NOTE: nElements should be an unchanging value for any software release, but may change if additional elements are added to messages in future releases.

typedef struct {
union {
SLAGetVersionNumber_t GetVersionNumber;
SLAResetAllParameters_t ResetAllParameters;
SLASetStabilizationParameters_t SetStabilizationParameters;
SLAGetStabilizationParameters_t GetStabilizationParameters;
SLAResetStabilizationParameters_t ResetStabilizationParameters;
//
// all other data structure types included here
//
SLAStreamingControl_t StreamingControl;
};
} SLAUnion;
typedef struct SVPOut_t {
s32 type;
u32 outLen;
SLAUnion *out;
bool isFipEx;
} SVPOut_t;

The example below illustrates how to call a function and correctly pass context, out, and nElements. Since functions may return unexpected types, verify out.type before accessing out.out.

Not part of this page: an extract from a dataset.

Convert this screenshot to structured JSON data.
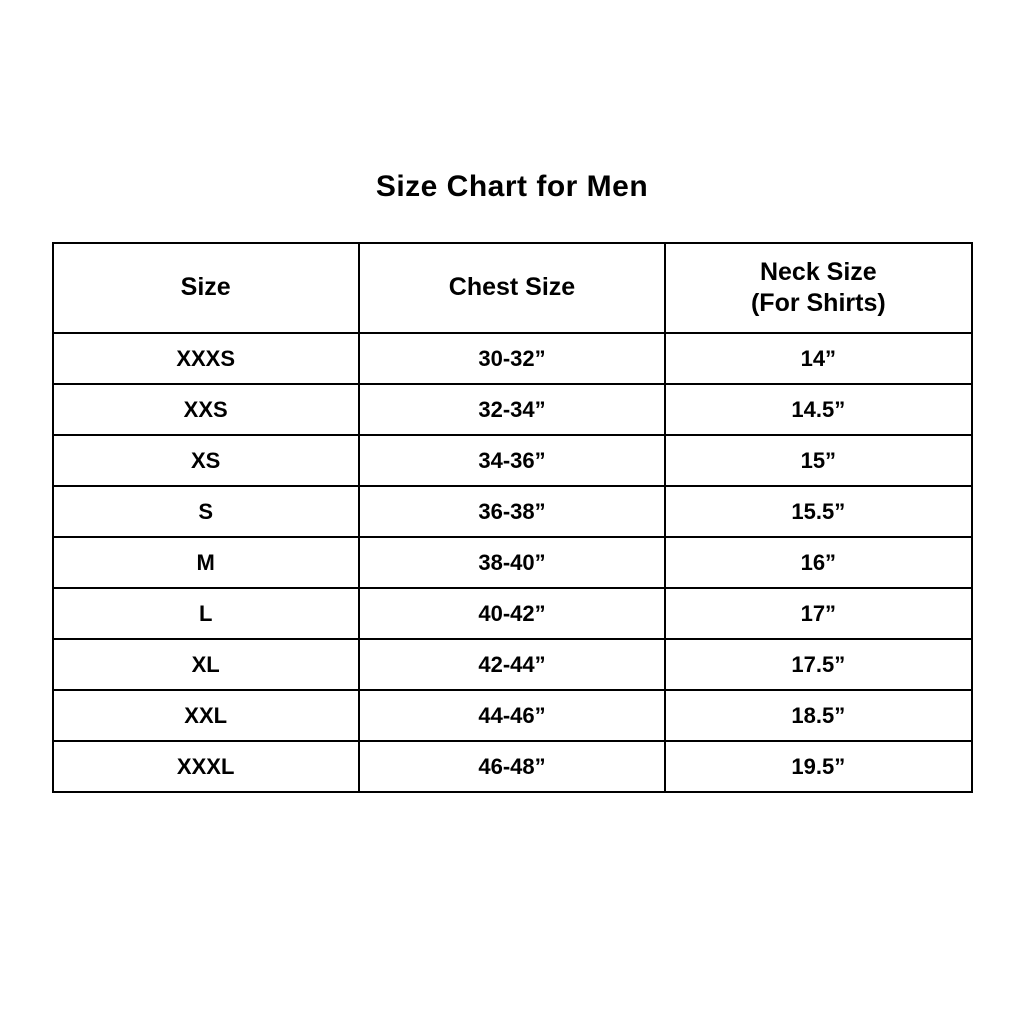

-- Global frame count, incremented in SLPostAnalyze
local ffi = require("ffi")
local framecount = 0
function SLPostAnalyze( _vtstate, cameraIndex )
framecount = framecount + 1
if framecount == 2 then
local gv = ffi.new("SLAGetVersionNumber_t")
local out = ffi.new("SVPOut_t")
local rv = ffi.new("SLAUnion");
out.out = rv;
ffi.C.SLAGetVersionNumber(_vtstate, gv, out, ffi.sizeof(gv))
if out.type == ffi.C.VersionNumber then
print("Version is ", rv.VersionNumber.swMajor, ".", rv.VersionNumber.swMinor, ".", rv.VersionNumber.swRelease)
end
end
end

For a complete list of functions in the API, see Lua Script Functions.

NOTE: Append ULL to 64 bit integer values. Eg. setTime.utcTime = 0x54deab2bd7500ULL

See EAN-SLA-Script-Development.pdf for instructions on how to configure, setup, and use Lua scripts on SightLine Applications systems.

Camera Support

See Camera Compatibility/Configuration for the complete list of supported cameras.